After way too many years, Apple is finally encrypting iCloud backups:
Based on a screenshot from Apple, these categories are covered when you flip on Advanced Data Protection: device backups, messages backups, iCloud Drive, Notes, Photos, Reminders, Safari bookmarks, Siri Shortcuts, Voice Memos, and Wallet Passes. Apple says the only “major” categories not covered by Advanced Data Protection are iCloud Mail, Contacts, and Calendar because “of the need to interoperate with the global email, contacts, and calendar systems,” according to its press release.
You can see the full list of data categories and what is protected under standard data protection, which is the default for your account, and Advanced Data Protection on Apple’s website.

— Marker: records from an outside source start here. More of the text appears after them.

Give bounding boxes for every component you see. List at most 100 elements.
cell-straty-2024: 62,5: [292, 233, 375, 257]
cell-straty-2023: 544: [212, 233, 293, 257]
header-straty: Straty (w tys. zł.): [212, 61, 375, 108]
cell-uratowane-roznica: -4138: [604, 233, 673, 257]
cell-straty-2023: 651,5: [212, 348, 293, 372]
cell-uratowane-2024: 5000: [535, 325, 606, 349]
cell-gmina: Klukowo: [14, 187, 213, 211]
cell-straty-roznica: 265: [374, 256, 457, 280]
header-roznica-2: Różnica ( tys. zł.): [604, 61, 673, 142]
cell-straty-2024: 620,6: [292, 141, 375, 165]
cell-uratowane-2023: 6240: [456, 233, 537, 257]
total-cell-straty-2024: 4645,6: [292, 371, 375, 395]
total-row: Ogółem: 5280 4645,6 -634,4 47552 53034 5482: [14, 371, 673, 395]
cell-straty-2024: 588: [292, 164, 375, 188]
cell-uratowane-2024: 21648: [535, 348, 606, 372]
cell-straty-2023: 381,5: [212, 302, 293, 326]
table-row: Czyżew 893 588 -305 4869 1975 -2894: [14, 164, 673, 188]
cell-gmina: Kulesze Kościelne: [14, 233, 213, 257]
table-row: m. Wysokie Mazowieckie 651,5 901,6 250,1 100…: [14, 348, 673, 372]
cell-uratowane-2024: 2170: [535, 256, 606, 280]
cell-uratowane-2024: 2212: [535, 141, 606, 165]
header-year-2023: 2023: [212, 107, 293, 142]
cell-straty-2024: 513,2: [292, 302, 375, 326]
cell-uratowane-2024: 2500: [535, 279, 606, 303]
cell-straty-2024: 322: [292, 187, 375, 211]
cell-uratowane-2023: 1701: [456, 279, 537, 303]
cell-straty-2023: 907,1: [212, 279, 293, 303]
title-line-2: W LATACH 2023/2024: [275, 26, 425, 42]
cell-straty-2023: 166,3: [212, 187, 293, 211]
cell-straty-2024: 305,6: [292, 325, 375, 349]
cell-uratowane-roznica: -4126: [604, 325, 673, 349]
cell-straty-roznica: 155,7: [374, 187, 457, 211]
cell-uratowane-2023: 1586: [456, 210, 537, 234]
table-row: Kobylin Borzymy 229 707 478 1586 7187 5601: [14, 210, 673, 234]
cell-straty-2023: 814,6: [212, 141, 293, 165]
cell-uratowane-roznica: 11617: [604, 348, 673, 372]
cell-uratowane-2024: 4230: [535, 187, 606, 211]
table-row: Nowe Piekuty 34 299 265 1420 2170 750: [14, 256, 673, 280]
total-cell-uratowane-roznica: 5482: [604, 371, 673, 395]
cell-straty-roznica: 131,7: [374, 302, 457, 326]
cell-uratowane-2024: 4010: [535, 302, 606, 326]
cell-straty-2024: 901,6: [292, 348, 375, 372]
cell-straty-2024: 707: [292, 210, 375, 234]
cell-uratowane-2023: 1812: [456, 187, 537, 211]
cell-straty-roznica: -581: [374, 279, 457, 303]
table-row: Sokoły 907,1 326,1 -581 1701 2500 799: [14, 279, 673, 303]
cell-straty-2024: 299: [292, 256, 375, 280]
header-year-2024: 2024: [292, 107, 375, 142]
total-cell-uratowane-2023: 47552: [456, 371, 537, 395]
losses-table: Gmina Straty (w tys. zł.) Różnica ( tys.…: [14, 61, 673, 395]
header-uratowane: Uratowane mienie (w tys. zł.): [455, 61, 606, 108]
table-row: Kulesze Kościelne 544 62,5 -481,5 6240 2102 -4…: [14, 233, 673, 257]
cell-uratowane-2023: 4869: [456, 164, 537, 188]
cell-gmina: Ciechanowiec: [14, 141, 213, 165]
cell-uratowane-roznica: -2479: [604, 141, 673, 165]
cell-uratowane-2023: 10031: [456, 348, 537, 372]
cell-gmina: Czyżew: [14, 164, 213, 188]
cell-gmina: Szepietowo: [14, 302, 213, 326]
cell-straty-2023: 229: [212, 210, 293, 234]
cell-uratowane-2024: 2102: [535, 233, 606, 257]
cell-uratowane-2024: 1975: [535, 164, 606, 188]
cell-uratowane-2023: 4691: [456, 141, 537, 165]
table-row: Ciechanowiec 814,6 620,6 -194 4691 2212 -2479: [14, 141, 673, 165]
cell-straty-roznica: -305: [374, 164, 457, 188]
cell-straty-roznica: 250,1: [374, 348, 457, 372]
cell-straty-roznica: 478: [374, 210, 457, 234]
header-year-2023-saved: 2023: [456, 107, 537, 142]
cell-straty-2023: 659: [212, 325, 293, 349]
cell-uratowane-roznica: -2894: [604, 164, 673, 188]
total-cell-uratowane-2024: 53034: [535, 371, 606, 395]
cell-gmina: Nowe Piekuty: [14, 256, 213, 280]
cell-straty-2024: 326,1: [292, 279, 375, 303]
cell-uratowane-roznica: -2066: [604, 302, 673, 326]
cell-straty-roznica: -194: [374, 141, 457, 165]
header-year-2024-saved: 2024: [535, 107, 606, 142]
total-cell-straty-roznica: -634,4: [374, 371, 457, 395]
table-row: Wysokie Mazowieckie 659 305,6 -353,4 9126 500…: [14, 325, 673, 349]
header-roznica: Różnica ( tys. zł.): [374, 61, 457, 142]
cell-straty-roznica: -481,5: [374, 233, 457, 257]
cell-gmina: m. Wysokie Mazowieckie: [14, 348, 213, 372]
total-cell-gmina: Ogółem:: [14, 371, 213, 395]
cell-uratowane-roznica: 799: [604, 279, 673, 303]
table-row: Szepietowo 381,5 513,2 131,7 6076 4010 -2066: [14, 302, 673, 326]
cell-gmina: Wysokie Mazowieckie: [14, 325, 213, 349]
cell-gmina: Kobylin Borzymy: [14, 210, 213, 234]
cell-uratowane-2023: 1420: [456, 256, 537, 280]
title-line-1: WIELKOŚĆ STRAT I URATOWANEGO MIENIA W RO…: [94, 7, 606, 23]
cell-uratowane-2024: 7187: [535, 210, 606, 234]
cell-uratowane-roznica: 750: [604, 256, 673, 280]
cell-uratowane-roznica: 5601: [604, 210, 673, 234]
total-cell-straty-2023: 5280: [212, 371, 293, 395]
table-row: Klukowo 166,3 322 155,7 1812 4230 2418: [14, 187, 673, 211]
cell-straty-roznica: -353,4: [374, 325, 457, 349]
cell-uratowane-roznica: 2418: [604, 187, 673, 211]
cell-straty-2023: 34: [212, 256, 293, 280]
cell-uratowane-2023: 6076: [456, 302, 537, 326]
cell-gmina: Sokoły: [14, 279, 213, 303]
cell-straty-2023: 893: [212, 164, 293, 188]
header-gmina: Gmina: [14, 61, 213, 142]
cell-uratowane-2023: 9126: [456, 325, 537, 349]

With standard data protection, Apple holds the encryption keys for things that aren’t end-to-end encrypted, which means the company can help you recover that data if needed. Data that’s end-to-end encrypted can only be encrypted on “your trusted devices where you’re signed in with your Apple ID,” according to Apple, meaning that the company—or law enforcement or hackers—cannot access your data from Apple’s databases.
Note that this system doesn’t have the backdoor that was in Apple’s previous proposal, the one put there under the guise of detecting CSAM.
Apple says that it will roll out worldwide by the end of next year. I wonder how China will react to this.